Use this when you want one stable artifact under the mirror root for the whole flow.

def write_snapshot(context):
    snapshot = context.mirror.root_file("artifacts/latest.parquet")
    context.current.write_parquet(snapshot)
    return snapshot

Common mirror patterns

Use mirror when you want to:

  • preserve source-relative output structure

  • create many derived outputs from one source

  • write stable summary artifacts under one output root

  • avoid hand-building output folder math

All helpers return write-ready paths with parent directories prepared.

When source or mirror may be missing

Not every flow has every context surface available.

Examples:

  • a manual flow may have no source

  • a purely in-memory scheduled flow may have no source

  • a flow with no mirror(root=...) has no mirror

So it is reasonable to write defensive code when the flow shape allows those cases:

def maybe_capture_source(context):
    if context.source is None:
        return context.current
    context.metadata["source_path"] = str(context.source.path)
    return context.current

Batch values

Flow.collect(...) returns a Batch of FileRef items.

That means later steps can work with:

  • file_ref.name

  • file_ref.path

  • file_ref.stem

  • file_ref.suffix

  • file_ref.parent

Example:

def read_claims(file_ref):
    return pl.read_excel(file_ref.path)

When you are in a mapped step, the item is often simpler than the full context, and that is by design.
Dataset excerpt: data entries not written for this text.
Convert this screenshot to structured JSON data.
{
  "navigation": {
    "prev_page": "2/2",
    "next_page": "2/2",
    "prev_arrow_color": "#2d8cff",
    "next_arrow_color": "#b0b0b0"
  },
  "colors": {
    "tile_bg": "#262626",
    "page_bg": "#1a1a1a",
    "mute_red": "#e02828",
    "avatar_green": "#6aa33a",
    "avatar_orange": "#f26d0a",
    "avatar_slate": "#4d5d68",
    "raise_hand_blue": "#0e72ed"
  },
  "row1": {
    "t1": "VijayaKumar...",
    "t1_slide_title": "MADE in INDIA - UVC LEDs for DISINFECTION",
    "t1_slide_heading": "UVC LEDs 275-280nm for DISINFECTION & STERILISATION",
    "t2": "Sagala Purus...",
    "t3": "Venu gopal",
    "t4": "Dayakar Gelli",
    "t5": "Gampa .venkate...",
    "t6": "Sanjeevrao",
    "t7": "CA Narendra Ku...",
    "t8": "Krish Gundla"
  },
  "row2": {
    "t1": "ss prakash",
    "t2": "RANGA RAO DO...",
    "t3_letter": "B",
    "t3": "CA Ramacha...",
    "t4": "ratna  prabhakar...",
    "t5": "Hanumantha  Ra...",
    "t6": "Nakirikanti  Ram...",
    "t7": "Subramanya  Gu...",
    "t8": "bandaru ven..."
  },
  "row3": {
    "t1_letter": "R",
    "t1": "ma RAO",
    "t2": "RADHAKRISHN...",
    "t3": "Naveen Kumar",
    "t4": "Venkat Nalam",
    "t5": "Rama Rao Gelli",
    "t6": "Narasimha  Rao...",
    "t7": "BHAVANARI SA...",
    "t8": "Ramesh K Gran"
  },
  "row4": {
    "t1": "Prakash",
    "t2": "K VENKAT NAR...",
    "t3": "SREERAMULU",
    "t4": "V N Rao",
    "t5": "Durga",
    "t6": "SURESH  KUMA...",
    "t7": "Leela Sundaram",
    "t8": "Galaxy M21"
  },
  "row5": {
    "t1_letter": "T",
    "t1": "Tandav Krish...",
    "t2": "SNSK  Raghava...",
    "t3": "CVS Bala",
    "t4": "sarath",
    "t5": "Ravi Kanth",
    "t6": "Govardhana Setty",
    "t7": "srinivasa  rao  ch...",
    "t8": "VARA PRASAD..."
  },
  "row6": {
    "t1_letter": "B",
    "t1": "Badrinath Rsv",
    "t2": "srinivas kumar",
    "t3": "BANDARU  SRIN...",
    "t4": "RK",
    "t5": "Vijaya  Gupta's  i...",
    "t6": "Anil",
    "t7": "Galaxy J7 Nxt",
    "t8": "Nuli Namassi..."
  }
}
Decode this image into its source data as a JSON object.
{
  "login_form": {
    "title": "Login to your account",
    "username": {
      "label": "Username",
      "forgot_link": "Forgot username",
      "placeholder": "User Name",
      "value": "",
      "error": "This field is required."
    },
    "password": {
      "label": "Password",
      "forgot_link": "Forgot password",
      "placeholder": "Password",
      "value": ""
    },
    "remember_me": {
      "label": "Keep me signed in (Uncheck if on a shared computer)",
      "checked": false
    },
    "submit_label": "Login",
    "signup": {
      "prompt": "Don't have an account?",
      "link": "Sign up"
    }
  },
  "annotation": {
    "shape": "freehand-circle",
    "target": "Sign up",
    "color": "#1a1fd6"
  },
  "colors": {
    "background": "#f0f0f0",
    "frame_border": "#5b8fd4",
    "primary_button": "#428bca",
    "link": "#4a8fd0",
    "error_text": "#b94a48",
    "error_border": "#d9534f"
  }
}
A practical context walkthrough

Here is a representative flow using several parts of the context together:

import duckdb
import polars as pl

from data_engine import Flow


def read_claims(file_ref):
    return pl.read_excel(file_ref.path)


def combine_claims(context):
    cfg = context.config.get("claims") or {}
    batch_size = cfg.get("runtime", {}).get("batch_size", 5000)
    context.metadata["batch_size"] = batch_size
    return pl.concat(context.current, how="vertical_relaxed")


def summarize(context):
    db_path = context.database("claims/analytics.duckdb")
    conn = duckdb.connect(db_path)
    try:
        conn.register("input", context.current)
        summary = conn.sql("select count(*) as row_count from input").pl()
    finally:
        conn.close()
    output = context.mirror.file("summary.parquet")
    summary.write_parquet(output)
    context.metadata["summary_path"] = str(output)
    return output


def build():
    return (
        Flow(group="Claims")
        .watch(mode="schedule", run_as="batch", interval="15m", source="../../example_data/Input/claims_flat")
        .mirror(root="../../example_data/Output/example_summary")
        .collect([".xlsx"], save_as="claim_files")
        .map(read_claims, use="claim_files", save_as="claim_frames")
        .step(combine_claims, use="claim_frames", save_as="raw_df")
        .step(summarize, use="raw_df")
    )

That one flow uses:

  • Batch and FileRef

  • current

  • objects

  • config

  • database(...)

  • mirror

  • metadata

That is the intended shape of the authoring model: small runtime helpers that make native Python data work easier to organize.